Quotes about Humility
A proud man is always looking down on things and people; and, of course, as long as you are looking down, you cannot see something that is above you.
— CS Lewis
Pride gets no pleasure out of having something, only out of having more of it than the next man... It is the comparison that makes you proud: the pleasure of being above the rest. Once the element of competition is gone, pride is gone.
— CS Lewis
In God you come up against something which is in every respect immeasurably superior to yourself. Unless you know God as that-and, therefore, know yourself as nothing in comparison-you do not know God at all.
— CS Lewis
Remember He is the artist and you are only the picture. You can't see it. So quietly submit to be painted---i.e., keep fulfilling all the obvious duties of your station (you really know quite well enough what they are!), asking forgiveness for each failure and then leaving it alone.You are in the right way. Walk---don't keep on looking at it.
— CS Lewis
Any man who has been placed in the White House cannot feel that it is the result of his own exertions or his own merit. Some power outside and beyond him becomes manifest through him.
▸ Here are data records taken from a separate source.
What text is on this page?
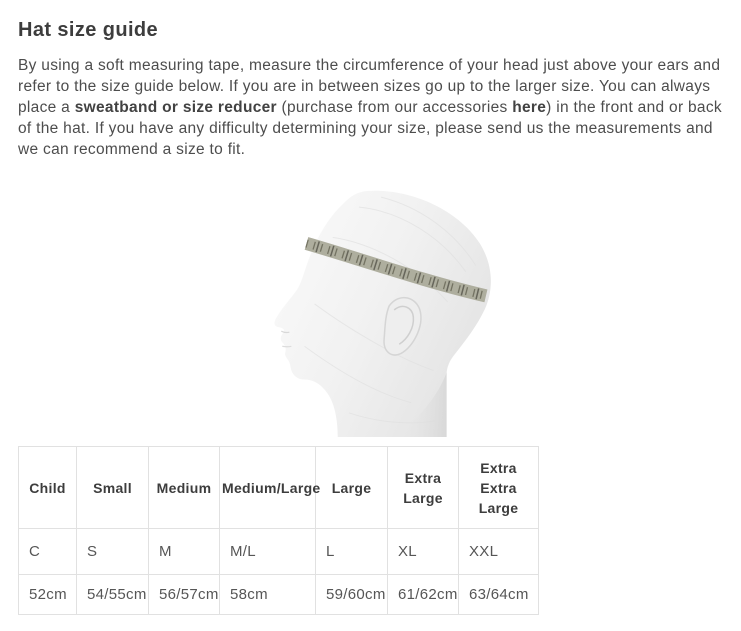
Hat size guide

By using a soft measuring tape, measure the circumference of your head just above your ears and refer to the size guide below. If you are in between sizes go up to the larger size. You can always place a sweatband or size reducer (purchase from our accessories here) in the front and or back of the hat. If you have any difficulty determining your size, please send us the measurements and we can recommend a size to fit.

Child	Small	Medium	Medium/Large	Large	Extra Large	Extra Extra Large
C	S	M	M/L	L	XL	XXL
52cm	54/55cm	56/57cm	58cm	59/60cm	61/62cm	63/64cm
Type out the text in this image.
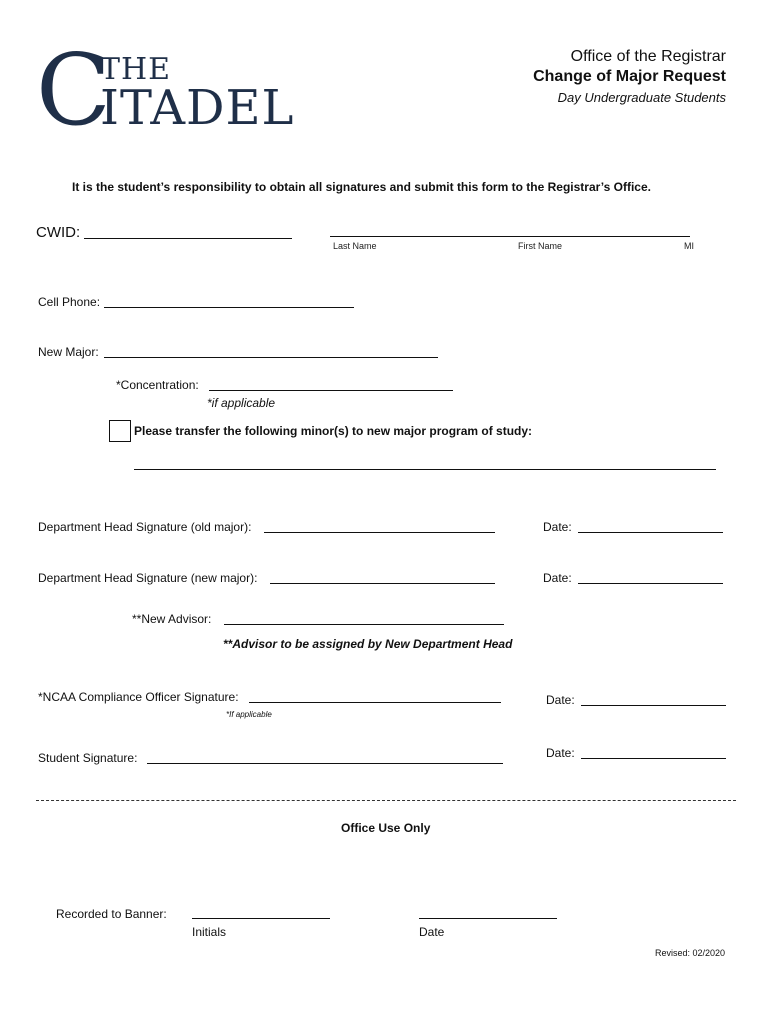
C
THE
ITADEL
Office of the Registrar
Change of Major Request
Day Undergraduate Students
It is the student’s responsibility to obtain all signatures and submit this form to the Registrar’s Office.
CWID:
Last Name	First Name	MI
Cell Phone:
New Major:
*Concentration:
*if applicable
Please transfer the following minor(s) to new major program of study:
Department Head Signature (old major):	Date:
Department Head Signature (new major):	Date:
**New Advisor:
**Advisor to be assigned by New Department Head
*NCAA Compliance Officer Signature:
*If applicable
Date:
Student Signature:	Date:
Office Use Only
Recorded to Banner:
Initials	Date
Revised: 02/2020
As he contemplates the workings of his office, he comes to realize with an increasing sense of humility that he is but an instrument in the hands of God.
— Calvin Coolidge
I do not forget that my voice is but one voice, my experience a mere drop in the sea, my knowledge no greater than the visual field in a microscope.
— Carl Jung
The churches must learn humility as well as teach it.
— George Bernard Shaw
You never really learn much from hearing yourself speak.
— George Clooney
I want to transform rage into creative energy and guilt into a mocking acceptance of my faults; I want to sweep away arrogance and vanity.
— Isabel Allende
I have zero ego.
— Ryan Fitzpatrick
It constantly happens that the Lord permits a soul to fall so that it may grow humbler.
— Teresa of Avila
Blessed is the man who, having nothing to say, refrains from giving wordy evidence of the fact.